Tenor sax artist and composer Geof Bradfield is well aware of Liston’s contribution to jazz, and he created this tribute album to honor her memory. He acknowledges a debt to Randy Weston, who Liston and her music to her attention. Her early career was oriented toward the bebop and post-bop genres, but many consider her finest work to have resulted from her long-term association with Weston, and the arrangements she produced during that period. Bradfield’s interaction with Weston led him to dig in to Liston’s scores and work in great detail; this disc is the result.

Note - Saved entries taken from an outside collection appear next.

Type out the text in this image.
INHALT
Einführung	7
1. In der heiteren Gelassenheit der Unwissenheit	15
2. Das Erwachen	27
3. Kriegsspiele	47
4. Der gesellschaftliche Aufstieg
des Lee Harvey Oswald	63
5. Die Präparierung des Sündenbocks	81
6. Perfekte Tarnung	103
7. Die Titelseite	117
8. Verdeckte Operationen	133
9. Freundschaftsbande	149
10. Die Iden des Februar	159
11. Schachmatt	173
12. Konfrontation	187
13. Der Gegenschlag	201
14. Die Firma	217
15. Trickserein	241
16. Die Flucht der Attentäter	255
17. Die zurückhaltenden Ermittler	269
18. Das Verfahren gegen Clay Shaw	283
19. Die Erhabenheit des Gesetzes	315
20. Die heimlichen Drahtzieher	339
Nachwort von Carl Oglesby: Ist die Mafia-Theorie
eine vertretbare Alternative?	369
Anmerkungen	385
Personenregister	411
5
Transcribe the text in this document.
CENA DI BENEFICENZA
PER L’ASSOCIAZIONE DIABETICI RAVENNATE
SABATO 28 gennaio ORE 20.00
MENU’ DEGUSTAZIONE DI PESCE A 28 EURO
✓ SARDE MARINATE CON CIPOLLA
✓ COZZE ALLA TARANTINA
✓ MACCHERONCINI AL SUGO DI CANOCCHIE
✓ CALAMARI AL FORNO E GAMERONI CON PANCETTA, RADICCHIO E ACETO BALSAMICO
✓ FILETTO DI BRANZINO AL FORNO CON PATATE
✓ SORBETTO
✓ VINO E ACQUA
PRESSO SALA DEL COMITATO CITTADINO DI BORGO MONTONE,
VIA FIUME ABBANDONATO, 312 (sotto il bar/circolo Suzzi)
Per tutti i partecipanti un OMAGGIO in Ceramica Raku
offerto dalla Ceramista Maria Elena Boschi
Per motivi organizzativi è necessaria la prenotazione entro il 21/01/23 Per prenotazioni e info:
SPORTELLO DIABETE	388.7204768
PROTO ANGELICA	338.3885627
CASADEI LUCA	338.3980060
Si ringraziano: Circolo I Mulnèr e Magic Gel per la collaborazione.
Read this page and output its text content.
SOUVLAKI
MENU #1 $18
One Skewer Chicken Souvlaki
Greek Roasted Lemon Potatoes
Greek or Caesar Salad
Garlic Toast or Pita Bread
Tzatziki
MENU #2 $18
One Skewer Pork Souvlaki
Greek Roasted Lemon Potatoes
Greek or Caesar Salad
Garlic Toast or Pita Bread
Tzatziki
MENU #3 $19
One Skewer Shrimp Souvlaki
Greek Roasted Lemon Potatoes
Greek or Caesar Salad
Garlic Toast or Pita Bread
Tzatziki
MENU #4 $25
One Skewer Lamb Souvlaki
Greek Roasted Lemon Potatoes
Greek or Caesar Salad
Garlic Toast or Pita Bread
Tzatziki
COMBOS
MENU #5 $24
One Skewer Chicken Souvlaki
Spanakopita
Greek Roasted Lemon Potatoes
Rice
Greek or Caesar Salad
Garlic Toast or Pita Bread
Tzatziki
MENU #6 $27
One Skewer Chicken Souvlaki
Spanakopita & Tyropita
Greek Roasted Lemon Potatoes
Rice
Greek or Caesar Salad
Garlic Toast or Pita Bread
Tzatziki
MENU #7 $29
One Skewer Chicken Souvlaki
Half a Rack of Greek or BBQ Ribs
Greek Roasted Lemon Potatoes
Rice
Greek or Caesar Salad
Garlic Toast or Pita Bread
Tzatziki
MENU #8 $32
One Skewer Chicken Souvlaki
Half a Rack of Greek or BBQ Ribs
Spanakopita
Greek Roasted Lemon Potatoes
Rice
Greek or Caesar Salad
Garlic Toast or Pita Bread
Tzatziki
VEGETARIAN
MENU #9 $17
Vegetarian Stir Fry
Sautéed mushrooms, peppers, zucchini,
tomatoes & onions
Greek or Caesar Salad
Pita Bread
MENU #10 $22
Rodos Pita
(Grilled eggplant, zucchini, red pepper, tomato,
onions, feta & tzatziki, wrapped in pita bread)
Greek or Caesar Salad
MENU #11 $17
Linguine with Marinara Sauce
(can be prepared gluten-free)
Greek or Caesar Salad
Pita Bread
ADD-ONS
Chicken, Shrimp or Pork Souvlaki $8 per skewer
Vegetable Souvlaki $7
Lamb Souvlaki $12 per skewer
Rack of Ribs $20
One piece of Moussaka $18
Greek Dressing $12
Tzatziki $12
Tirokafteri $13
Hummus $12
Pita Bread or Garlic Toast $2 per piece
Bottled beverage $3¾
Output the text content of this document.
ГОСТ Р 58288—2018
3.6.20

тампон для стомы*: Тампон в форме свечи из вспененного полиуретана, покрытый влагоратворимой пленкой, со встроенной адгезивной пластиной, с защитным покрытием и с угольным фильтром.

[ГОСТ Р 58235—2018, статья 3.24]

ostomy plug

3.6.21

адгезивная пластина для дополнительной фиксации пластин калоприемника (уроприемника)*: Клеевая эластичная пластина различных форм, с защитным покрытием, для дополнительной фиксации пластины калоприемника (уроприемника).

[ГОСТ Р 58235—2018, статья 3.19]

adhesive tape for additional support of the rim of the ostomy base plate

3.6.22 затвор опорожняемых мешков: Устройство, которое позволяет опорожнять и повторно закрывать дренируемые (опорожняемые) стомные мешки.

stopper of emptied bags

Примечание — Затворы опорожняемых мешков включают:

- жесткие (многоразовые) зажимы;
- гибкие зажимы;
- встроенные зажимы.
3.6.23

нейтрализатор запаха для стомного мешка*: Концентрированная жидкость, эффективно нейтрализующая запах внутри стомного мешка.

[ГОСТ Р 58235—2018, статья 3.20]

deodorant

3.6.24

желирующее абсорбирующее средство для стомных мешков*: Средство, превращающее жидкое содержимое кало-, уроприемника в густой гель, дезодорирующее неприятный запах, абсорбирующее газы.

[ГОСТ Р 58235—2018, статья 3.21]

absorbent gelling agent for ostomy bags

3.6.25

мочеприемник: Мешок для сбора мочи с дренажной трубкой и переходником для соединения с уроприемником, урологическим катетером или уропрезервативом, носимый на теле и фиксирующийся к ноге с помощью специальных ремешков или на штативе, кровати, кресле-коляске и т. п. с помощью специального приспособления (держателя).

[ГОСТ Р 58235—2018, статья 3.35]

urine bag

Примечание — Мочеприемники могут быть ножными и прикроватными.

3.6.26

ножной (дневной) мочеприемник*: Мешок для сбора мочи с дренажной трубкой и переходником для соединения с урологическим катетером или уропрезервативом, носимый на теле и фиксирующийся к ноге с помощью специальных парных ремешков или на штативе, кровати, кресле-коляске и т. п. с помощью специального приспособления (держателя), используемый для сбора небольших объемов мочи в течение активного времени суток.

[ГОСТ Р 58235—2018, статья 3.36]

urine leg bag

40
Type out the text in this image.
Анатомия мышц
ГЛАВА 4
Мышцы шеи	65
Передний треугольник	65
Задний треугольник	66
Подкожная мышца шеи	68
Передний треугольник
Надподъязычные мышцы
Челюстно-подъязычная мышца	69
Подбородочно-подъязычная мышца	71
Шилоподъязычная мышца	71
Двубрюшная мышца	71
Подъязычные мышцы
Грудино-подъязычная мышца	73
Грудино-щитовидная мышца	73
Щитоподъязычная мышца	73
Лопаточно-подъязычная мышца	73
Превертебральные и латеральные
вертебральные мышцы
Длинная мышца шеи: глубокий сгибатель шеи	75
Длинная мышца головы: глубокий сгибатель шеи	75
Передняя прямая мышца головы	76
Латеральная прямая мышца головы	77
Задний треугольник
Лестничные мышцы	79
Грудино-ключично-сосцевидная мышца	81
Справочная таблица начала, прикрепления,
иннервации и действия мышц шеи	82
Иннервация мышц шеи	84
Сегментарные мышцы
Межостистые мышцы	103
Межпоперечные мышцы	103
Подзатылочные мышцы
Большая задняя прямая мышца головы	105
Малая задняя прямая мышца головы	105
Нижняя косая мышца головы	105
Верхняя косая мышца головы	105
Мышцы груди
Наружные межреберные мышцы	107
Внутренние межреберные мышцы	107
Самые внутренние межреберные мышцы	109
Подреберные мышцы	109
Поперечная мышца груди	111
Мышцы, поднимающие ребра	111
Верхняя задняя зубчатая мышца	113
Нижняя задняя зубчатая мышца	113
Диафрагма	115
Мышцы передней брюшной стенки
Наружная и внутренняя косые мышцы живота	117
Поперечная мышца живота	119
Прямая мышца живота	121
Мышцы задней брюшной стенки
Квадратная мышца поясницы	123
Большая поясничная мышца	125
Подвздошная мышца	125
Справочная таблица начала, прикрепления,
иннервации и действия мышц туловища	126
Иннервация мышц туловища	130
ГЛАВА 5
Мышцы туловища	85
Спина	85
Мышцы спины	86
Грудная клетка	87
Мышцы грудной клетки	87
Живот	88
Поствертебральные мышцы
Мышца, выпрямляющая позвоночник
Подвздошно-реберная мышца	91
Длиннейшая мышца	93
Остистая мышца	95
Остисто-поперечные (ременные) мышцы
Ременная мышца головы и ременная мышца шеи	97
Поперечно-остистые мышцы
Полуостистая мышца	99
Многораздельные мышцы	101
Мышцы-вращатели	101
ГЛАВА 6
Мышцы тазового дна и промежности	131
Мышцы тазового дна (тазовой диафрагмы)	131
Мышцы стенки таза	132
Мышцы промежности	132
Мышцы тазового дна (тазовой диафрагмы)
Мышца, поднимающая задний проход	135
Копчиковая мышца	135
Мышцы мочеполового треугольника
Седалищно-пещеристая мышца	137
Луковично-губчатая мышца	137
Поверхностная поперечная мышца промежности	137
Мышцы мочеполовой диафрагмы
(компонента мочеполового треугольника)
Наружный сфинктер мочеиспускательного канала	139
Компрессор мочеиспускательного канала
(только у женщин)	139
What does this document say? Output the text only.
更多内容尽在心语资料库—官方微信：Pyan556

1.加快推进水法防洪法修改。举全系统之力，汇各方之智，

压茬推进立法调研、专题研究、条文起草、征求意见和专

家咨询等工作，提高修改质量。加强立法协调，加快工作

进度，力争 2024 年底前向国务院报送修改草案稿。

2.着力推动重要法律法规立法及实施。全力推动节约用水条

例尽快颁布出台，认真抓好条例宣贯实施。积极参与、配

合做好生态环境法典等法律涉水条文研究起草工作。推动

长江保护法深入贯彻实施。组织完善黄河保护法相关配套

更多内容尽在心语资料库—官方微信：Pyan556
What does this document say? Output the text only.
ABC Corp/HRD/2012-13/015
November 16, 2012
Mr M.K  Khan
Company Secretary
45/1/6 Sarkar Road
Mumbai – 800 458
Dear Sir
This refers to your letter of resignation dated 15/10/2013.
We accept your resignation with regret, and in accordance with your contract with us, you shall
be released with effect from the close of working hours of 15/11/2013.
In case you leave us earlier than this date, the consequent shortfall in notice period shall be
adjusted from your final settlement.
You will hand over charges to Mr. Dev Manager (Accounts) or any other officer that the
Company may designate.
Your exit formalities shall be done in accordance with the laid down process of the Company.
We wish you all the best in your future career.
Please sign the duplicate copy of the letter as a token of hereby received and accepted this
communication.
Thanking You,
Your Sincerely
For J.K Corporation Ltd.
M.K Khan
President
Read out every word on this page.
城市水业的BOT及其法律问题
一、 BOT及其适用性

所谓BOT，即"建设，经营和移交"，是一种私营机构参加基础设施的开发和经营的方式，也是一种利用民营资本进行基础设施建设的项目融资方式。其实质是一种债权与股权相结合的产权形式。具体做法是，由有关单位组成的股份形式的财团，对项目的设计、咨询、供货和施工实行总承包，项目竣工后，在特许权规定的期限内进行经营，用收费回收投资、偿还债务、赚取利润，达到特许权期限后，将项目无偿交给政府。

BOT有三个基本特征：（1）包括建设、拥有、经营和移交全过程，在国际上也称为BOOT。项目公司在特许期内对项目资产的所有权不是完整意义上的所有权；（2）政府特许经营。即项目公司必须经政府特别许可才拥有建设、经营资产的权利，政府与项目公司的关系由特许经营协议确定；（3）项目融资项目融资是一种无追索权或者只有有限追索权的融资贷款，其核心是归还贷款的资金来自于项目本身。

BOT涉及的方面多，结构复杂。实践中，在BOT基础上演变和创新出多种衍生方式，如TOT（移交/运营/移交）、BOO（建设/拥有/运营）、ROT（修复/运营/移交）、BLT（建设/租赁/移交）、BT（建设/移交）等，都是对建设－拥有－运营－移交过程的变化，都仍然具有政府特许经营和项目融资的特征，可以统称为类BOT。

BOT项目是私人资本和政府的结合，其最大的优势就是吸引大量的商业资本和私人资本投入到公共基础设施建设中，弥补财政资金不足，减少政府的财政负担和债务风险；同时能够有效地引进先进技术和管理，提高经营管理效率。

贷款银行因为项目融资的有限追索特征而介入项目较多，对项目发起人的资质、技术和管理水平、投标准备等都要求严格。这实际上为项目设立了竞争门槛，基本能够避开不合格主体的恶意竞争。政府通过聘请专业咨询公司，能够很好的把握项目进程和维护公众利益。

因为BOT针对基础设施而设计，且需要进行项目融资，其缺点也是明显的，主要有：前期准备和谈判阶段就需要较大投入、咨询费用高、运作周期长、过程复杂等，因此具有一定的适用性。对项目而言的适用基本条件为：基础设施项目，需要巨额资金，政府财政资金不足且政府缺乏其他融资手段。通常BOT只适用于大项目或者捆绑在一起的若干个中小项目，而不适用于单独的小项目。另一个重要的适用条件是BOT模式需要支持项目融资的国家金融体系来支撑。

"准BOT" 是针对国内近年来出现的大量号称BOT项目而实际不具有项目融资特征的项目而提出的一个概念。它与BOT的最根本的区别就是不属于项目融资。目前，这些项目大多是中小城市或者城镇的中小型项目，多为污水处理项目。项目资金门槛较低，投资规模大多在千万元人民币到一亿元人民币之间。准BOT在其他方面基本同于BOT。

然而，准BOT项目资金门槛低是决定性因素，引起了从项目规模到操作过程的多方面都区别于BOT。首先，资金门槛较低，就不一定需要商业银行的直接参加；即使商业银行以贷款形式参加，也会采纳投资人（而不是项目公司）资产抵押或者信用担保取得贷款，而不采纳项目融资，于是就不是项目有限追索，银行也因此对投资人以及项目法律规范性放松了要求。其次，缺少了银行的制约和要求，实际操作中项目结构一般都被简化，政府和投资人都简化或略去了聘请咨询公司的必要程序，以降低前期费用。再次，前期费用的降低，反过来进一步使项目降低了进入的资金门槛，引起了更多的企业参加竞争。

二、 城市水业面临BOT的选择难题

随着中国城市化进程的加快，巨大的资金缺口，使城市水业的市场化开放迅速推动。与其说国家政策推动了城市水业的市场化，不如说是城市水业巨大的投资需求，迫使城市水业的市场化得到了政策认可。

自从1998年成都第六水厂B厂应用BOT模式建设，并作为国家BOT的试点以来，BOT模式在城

The album more or less follows the timeline of Melba’s career. Seven “movements” begin with “Kansas City Child,” which dates back to her early years. “Central Avenue” follows, covering 1940s Los Angeles, when she was working with Gerald Wilson and making arrangements for luminaries such as Mary Lou Williams. 

“Dizzy Gillespie” moves into the 1950s, when the Latin influence emerged and the U.S. State Department became involved, using jazz for political purposes on a world-wide basis. Bradfield uses trumpeter Victor Garcia and drummer George Fludas to project the Brazilian influence that became predominant during this period. “Randy Weston” covers an interval of 40 years, and related movements — “Solo Sax,” “Detroit/Kingston” and “Homecoming” — are the album’s most lyrical treats.

The program concludes with Liston’s inner prayer: “Let Me Not Lose My Dream.”

She was quite a lady, and this is quite an album.